También está dicho en la solicitud que mediante el Decreto número 1724 de 1997, se resolvió no seguir asignando la referida prima técnica a los funcionarios del nivel profesional, como ella, pero sí al nivel directivo, todo lo cual resulta “violatorio del derecho fundamental de igualdad” (folio 1), y que solicitó en diferentes oportunidades al Contralor General de la República, “respondiendo otras instancias de que era facultativo del señor Contralor y que se procedería a su estudio para contemplar la viabilidad de ser otorgada” (ibídem).
El Tribunal negó la protección solicitada por considerar que “el juez de tutela no es competente para dirimir este conflicto ya que no aparece la violación de un derecho constitucional fundamental” (folio 47), y que la accionante “no demostró que en efecto, se haya pagado la prima de que tratamos a otros empelados(sic) que se encuentren en sus mismas condiciones laborales” (ibídem).
Al sustentar la impugnación MADELEYNE ORTIZ CARRILLO insiste en que “la norma que restringió el derecho de asignación al nivel profesional solo dejandola(sic) al nivel directivo, viola el derecho constitucional fundamental de la igualdad” (folio 51), y aduce que “debe haber igualdad en la asignación de la prima para la suscrita por la Contraloría General de la República, ya que este derecho derivado del trabajo menoscaba y afecta uno principal a una vida más digna y acorde con unos ingresos más justos conforme al cargo ejercido” (folio 52).

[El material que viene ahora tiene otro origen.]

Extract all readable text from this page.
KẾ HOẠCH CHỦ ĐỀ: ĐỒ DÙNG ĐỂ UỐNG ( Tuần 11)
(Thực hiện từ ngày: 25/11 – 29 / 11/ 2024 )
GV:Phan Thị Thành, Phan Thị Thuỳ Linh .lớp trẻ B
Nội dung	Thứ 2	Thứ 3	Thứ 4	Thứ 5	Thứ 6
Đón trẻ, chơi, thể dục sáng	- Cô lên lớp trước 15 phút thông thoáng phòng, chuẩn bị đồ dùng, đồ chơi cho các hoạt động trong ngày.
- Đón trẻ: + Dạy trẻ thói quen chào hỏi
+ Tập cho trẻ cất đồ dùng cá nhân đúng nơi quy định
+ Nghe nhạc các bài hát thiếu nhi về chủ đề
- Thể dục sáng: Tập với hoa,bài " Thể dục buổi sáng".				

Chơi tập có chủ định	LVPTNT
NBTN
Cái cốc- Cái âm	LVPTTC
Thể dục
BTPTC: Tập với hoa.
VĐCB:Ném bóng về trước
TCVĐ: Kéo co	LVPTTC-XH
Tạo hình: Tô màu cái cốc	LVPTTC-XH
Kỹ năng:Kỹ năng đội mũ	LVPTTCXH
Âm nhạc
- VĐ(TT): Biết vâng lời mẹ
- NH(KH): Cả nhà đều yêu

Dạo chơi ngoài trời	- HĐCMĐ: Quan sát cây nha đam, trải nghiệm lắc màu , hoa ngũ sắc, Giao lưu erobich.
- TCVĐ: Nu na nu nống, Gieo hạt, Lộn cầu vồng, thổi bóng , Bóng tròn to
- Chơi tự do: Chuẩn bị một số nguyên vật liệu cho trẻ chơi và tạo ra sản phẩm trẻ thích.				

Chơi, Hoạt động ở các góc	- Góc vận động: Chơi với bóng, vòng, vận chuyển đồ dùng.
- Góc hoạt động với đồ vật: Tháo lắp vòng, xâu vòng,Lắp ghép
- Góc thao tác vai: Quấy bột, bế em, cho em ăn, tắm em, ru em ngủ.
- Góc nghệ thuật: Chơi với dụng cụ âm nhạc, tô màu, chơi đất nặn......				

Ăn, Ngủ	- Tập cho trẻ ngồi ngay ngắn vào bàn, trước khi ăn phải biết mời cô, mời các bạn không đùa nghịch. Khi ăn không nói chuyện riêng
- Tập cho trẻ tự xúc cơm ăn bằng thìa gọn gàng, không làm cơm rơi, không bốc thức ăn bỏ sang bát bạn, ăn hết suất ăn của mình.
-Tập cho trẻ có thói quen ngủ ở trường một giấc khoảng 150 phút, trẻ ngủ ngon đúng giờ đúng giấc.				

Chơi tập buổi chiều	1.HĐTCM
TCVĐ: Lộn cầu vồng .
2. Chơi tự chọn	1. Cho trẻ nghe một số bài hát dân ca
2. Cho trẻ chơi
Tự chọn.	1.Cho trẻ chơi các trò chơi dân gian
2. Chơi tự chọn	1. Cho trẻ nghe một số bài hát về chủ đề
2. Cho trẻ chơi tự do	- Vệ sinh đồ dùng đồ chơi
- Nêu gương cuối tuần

II. CONSIDERACIONES DE LA CORTE Para confirmar el fallo impugnado basta recordar que conforme a reiterada jurisprudencia de esta Corporación, el reconocimiento y pago de prestaciones sociales escapa al ámbito propio de la acción de tutela, y si bien se ha admitido su procedencia en algunos casos, ello ha sido de modo excepcional y teniendo en cuenta siempre, de manera específica y directa, las circunstancias probadas en las que se encuentra el actor, como cuando se trata de una persona de la tercera edad en circunstancias apremiantes y siendo ese su único ingreso, lo cual no se halla demostrado en el presente caso.
En este orden de ideas, el reconocimiento del derecho solicitado por la accionante, en este específico caso, por las circunstancias que lo rodean, pertenece a la esfera de los derechos de estirpe legal, los cuales tienen otros medios de defensa judicial --como lo advirtiera el Tribunal--, tales como las acciones de cumplimiento de darse los presupuestos para ello con base en los decretos que crearon la prestación; pero muy especialmente en este evento y en concreto, el proceso contencioso administrativo mediante el cual, de estarse en oportunidad, podría discutirse la legalidad del Decreto número 1724 de 1997, por el cual, según la impugnante, se dispuso asignar la prima técnica que pretende al nivel directivo de la entidad accionada y no al nivel profesional al cual pertenece, de suerte que no es la tutela el mecanismo idóneo para sustituir esa vía judicial, en la medida en que tampoco está instituida para generar mandamientos de pago, sino para evitar que se vulneren los verdaderos derechos constitucionales fundamentales.
Si el propio artículo 86 de la Constitución Política perentoriamente dispone que la acción de tutela sólo procede para reclamar ante los jueces la protección inmediata de los derechos constitucionales fundamentales, es forzoso concluir que resulta improcedente dicha acción cuando se ejercita para ordenar el reconocimiento de un derecho derivado de una relación de trabajo que rigurosamente sólo puede ser dispuesto por el funcionario judicial competente para ello.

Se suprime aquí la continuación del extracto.